Amaneció el día grande. Bajo un sol destellante, que con su luz mostró la hermosura de la inmensa rosaleda, hasta la Alameda, que lucía arrebatadora en este Domingo de Calderas, subieron desde la Plaza Mayor las cuadrillas con sus calderas.
Soria engalanada, orgullo de cuadrillas. Catalina y Dióscoro se miraron. Las palabras fueron pocas, las sonrisas de complicidad muy generosas.
Los abuelos explican a los nietos que las cuadrillas desfilan con sus calderas para cumplir con el rito más tradicional, que, tras la típica prueba por la Autoridad, todo el vecindario alegre y jovial recibe su parte: el vino y el pan. Los jóvenes ardían en deseos de verse en ese lugar. El sentimiento cuadrillero iba en aumento; cada vez más, Lucía y Diego abrazaban la idea de ser protagonistas, en primeras personas, de las fiestas…
Por algo será que, en este día de gran esplendor, las gentes cantan: No hay en España, ni habrá, ni en España, ni en el mundo, otras fiestas de más rumbo que las nuestras de San Juan.
Van concluyendo los sanjuanes. En la mañana del lunes todo es espiritualidad; ceremonial desfile de las cuadrillas con sus santos titulares hasta la Ermita de La Soledad, en las entrañas de la Alameda. Catalina y Dióscoro se encargan de relatarles a los chicos cuál es el protocolo del día.

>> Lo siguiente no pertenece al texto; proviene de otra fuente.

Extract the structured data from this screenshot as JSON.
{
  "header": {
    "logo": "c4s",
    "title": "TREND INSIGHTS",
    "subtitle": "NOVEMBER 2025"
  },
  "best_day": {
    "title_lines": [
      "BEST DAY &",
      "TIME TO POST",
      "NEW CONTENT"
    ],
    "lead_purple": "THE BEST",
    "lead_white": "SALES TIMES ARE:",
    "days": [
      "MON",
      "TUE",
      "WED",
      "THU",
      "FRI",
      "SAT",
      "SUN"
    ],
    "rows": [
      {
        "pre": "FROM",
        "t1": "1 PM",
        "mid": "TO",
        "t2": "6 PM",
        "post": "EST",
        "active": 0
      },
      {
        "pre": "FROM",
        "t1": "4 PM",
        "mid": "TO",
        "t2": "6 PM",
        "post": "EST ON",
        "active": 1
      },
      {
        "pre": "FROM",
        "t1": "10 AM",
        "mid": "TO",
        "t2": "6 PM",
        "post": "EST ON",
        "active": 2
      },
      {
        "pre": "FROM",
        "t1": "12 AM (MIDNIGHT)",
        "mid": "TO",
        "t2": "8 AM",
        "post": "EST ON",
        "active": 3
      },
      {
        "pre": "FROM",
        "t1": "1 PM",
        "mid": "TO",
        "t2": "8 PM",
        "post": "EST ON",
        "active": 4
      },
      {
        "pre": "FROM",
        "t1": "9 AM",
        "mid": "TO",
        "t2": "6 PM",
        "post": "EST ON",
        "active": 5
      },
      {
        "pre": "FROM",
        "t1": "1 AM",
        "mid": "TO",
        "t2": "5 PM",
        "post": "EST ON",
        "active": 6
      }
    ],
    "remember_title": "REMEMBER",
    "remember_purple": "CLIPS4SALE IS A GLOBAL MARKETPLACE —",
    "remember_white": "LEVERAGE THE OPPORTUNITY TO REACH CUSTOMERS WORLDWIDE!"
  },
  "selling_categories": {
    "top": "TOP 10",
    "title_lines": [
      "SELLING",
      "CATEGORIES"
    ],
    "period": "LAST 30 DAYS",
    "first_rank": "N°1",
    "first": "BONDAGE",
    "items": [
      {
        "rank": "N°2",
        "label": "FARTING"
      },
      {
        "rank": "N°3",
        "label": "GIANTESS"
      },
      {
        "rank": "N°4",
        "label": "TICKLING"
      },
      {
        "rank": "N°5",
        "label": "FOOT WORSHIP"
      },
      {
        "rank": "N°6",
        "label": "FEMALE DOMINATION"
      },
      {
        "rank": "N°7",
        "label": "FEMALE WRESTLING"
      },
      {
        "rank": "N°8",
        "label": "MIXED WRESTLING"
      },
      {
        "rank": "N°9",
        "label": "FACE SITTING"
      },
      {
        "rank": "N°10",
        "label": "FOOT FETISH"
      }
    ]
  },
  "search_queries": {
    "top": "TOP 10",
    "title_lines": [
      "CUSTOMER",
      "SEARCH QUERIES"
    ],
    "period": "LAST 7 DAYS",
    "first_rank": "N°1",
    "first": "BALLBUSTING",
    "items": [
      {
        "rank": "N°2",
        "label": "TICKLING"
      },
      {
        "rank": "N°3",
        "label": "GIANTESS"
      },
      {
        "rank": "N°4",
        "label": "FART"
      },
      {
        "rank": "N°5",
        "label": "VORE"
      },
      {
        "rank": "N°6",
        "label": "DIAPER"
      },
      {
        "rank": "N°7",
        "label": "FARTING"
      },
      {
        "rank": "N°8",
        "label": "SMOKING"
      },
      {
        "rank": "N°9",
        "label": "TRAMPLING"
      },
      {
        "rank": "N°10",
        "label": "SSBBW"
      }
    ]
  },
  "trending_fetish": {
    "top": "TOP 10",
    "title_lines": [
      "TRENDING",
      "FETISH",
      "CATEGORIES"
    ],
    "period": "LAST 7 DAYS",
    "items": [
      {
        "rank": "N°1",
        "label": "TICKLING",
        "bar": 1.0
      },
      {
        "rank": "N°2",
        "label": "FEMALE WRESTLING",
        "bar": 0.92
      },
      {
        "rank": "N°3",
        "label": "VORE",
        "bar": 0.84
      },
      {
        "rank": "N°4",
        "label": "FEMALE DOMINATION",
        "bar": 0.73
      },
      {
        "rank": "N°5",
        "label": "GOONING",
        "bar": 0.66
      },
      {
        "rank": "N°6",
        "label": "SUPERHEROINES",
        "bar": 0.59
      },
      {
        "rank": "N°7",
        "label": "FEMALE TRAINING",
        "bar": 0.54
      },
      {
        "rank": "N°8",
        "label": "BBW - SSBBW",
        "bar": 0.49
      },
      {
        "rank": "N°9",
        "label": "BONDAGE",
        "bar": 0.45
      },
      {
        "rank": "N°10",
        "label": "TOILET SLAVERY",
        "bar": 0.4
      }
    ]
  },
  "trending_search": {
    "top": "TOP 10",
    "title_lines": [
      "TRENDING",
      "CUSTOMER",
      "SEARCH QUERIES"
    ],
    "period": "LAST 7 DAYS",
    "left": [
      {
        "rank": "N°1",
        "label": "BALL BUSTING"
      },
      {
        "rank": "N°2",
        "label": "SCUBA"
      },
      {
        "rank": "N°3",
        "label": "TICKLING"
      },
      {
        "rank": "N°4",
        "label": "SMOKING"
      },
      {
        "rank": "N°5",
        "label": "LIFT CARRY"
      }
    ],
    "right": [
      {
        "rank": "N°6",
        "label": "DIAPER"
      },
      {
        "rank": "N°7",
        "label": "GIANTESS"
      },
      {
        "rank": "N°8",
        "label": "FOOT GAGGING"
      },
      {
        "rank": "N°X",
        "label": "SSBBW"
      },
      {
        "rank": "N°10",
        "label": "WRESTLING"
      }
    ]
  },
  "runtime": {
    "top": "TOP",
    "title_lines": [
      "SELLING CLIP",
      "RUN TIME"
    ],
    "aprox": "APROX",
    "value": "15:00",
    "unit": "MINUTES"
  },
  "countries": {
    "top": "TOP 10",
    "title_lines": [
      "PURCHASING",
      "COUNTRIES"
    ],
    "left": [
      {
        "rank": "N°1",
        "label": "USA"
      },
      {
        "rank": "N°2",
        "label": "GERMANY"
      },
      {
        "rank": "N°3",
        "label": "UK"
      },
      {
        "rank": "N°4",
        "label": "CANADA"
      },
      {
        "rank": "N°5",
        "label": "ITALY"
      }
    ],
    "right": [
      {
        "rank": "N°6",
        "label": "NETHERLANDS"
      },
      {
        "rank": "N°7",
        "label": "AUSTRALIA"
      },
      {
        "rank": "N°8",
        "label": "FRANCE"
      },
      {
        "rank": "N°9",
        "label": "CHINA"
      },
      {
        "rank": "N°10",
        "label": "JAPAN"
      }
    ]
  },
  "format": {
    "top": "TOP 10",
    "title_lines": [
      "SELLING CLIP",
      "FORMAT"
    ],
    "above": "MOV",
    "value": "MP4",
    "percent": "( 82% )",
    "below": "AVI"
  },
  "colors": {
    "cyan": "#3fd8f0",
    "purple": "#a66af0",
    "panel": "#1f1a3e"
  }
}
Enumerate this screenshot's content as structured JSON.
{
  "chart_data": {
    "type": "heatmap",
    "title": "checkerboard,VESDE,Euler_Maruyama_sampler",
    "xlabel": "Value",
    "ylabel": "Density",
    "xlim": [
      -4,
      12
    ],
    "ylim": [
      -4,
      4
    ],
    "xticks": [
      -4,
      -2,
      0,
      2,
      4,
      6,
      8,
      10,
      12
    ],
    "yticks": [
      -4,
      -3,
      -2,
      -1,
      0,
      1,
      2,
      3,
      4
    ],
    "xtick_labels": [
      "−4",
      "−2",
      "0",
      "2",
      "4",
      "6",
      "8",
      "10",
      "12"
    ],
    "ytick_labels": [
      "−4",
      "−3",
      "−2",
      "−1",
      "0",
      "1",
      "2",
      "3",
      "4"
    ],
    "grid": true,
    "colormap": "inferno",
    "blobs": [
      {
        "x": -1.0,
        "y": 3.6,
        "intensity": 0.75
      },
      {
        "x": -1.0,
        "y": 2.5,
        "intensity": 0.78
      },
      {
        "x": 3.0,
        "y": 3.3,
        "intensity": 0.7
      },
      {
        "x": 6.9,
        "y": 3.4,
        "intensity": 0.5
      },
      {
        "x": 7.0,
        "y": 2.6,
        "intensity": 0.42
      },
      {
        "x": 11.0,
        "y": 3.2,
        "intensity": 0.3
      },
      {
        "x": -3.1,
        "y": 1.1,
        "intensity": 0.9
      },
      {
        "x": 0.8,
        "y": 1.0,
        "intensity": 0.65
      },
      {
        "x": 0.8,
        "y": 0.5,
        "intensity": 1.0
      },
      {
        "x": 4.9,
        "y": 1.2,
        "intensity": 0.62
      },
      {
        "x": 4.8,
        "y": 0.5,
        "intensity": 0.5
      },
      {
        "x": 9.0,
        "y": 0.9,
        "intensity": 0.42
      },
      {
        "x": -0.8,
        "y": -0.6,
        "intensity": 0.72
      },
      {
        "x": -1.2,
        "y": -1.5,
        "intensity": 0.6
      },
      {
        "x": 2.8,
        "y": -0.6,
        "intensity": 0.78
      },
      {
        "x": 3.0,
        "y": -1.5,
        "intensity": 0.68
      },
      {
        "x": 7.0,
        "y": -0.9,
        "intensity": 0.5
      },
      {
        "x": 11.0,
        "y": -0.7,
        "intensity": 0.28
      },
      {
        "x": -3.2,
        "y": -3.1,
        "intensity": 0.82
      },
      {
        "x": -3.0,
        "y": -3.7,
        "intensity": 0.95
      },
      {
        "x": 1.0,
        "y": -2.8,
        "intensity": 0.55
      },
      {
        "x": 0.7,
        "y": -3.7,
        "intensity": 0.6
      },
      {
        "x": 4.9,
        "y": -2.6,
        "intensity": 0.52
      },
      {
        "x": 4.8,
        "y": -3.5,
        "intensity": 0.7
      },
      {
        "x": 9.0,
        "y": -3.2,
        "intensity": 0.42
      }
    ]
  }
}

La tarde del lunes, lunes de San Juan… En la pradera de San Polo, en Las Bailas, que es romance de un cantar, Diego y Lucía, entre canciones sanjuaneras, alzaron sus pañuelos y el Duero fue testigo de esta promesa: Él le dijo: ¿Y si algún día somos jurados? Y ella contestó:
¿Nos lo prometemos y mañana se verá? Y el acuerdo con un beso se selló.
Martes a escuela. Catalina tomó la mano de Lucía. Dióscoro, al otro lado, miró a Diego. El ciclo se cerraba con gratitud. La joven pareja, en el Ayuntamiento, quedó apuntada para ser jurados de las próximas Fiestas de San Juan.
Al final, las fiestas no pasan, se siembran. Y en los nietos, como los toros que vuelven al ruedo reafirmando su existir, vive lo que un día otros nos enseñaron y nosotros tenemos que transmitir…
Diego, mirando a los ojos de su amada, con voz firme le cantó: En mi vida sencilla y feliz, en mi vida tres cariños hay: tu cariño chiquilla, sí sí, tu cariño, mi Soria y San Juan.
La Soria de los abuelos, las Fiestas de San Juan, su embrujo, citaron a un nuevo cupido que disparó su flecha, porque no son falsos ni livianos, fugaces ni volanderos, que son firmes y constantes los amores sanjuaneros.